Michael Nnadi: 18 anos

Nos anos 90, conheci dois padres do Ruanda. Um não tinha notícias da família há muito tempo, outro acabava de saber que todas as pessoas da sua família –avós, pais, irmãos, tios e primos– tinham sido mortos por pertencerem a uma tribo católica. Aquele que não recebia qualquer contacto há muito tempo suspeitava de que a razão é que toda a sua família também tinha sido chacinada e provavelmente a aldeia inteira. Os dois padres sobreviveram por estarem a estudar na Europa. Recordo-me das conversas, do perdão, da confiança em Deus que transforma as calamidades mais tristes em força de vida.
Em momentos de tragédia muito forte, a vida ilumina-se com uma luz que põe em causa muitas perspectivas anteriores. De repente, os pequenos objectivos perdem relevo, diluem-se as pequenas contrariedades, as pequenas curiosidades, as pequenas circunstâncias e avultam os grandes ideais. Estes abalos despojam a pessoa dos apegos não muito pensados, nem muito queridos, que se vão colando insensivelmente à vida. Jesus falou do efeito devastador destes caprichos minúsculos e da esterilidade que produzem: “Ouvi o significado da parábola do semeador. (…) O que recebeu a semente entre espinhos é aquele que ouve a palavra, porém os cuidados deste mundo e a sedução das riquezas sufocam a palavra e ela fica sem fruto” (Mt 13, 18.22).
As sucessivas notícias chegadas nestes últimos dias da Nigéria recordam aquela purificação dolorosa da igreja católica do Ruanda a que me referi acima.
A 8 de janeiro, quatro seminaristas nigerianos – Pius Kanwai, 19 anos; Peter Umenukor, 23 anos; Stephen Amos, 23 anos; e Michael Nnadi, 18 anos – foram raptados. Dez dias depois, o primeiro foi libertado, com muitas feridas. A 1 de fevereiro, foram libertados mais dois seminaristas e, no dia seguinte, chegou a notícia de que o mais novo, Michael Nnadi, tinha sido torturado e morto. Da Nigéria, continuam a chegar notícias: “Outros se preparam para servir Deus. Mais gente está a chegar ao seminário para serem padres e pregar o Evangelho como Cristo nos mandou”.

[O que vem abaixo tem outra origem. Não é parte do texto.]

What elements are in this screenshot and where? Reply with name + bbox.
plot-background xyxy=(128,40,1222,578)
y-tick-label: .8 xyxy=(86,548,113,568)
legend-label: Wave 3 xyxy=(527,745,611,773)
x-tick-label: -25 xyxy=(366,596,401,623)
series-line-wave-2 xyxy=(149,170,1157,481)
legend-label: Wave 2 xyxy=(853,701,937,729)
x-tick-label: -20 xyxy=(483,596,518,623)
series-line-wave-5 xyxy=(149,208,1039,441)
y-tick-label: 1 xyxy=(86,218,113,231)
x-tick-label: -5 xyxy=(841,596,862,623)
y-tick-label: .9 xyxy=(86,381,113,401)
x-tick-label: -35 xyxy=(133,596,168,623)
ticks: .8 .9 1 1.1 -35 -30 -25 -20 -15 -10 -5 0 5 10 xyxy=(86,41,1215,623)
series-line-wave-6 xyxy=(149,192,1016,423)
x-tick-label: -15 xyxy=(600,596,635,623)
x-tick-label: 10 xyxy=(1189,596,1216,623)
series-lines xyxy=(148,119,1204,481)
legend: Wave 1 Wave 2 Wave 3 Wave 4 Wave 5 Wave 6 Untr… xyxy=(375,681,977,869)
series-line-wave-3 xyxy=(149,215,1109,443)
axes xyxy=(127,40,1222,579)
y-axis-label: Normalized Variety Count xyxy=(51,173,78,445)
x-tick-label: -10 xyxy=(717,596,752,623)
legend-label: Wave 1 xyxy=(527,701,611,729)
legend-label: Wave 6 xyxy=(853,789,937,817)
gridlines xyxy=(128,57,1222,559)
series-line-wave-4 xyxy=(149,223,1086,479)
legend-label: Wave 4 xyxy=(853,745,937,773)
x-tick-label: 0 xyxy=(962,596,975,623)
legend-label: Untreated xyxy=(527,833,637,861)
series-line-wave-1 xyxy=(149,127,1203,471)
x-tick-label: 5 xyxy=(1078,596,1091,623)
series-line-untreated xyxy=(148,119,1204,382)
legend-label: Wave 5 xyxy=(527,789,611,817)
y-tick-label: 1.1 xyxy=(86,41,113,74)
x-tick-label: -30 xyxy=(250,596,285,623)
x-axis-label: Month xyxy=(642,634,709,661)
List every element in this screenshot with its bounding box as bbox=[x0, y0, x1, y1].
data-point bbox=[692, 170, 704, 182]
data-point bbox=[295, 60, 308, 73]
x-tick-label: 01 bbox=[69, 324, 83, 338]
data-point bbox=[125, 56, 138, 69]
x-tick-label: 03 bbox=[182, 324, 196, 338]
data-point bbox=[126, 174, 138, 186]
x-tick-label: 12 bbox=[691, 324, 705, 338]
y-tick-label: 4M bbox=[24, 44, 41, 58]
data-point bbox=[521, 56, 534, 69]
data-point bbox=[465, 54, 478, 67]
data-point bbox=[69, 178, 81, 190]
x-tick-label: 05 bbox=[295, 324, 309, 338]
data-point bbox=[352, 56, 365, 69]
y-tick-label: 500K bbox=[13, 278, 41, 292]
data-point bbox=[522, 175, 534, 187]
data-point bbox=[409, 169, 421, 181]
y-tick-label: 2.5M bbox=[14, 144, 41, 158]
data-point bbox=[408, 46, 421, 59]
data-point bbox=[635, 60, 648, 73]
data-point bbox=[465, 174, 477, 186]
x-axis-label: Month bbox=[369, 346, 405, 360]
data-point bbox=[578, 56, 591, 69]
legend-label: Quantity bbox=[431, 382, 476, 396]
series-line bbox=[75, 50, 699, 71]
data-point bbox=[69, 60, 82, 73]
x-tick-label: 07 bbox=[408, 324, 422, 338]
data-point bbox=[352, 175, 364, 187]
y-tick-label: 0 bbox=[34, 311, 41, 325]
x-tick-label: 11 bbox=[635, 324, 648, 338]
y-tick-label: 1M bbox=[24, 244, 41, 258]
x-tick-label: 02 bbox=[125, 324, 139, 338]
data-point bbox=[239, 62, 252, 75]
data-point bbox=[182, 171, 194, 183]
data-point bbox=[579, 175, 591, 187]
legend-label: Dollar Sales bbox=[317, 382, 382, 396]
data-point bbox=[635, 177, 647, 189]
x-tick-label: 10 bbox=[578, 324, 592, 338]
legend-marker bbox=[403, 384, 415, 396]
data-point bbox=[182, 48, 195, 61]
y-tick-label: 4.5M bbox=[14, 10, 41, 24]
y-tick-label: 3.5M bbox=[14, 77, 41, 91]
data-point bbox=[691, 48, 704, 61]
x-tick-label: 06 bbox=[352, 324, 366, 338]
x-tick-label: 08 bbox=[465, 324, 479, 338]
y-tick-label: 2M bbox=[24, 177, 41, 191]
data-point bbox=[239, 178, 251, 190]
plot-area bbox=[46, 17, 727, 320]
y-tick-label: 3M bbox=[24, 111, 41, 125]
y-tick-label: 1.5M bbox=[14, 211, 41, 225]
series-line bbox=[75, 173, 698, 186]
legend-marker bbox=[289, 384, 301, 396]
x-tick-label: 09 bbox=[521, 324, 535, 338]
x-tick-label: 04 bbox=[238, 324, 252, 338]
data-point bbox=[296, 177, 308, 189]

Um jornalista recolheu as impressões, a quente, de um seminarista africano de nome Lenine Mudzingwa: “Pondo-me na pele deles, eu ficaria muito aflito. Ficaria aterrorizado. Viver numa situação tão ameaçadora tira a esperança, desalenta. Mas, por outro lado, eu rezo e estou convencido de que esta situação dá mais coragem para seguir o caminho deles e dar a vida pelo Evangelho”.
Para todos, a vida é uma luta. Não com armas de violência, mas com um despojamento radical e um amor entregue até ao último suspiro. A quem não percebeu isto, e anda distraído com caprichos que não valem nada, Jesus disse claramente: “O reino dos céus é tomado pela violência e são os violentos que o arrebatam” (Mt 11, 12).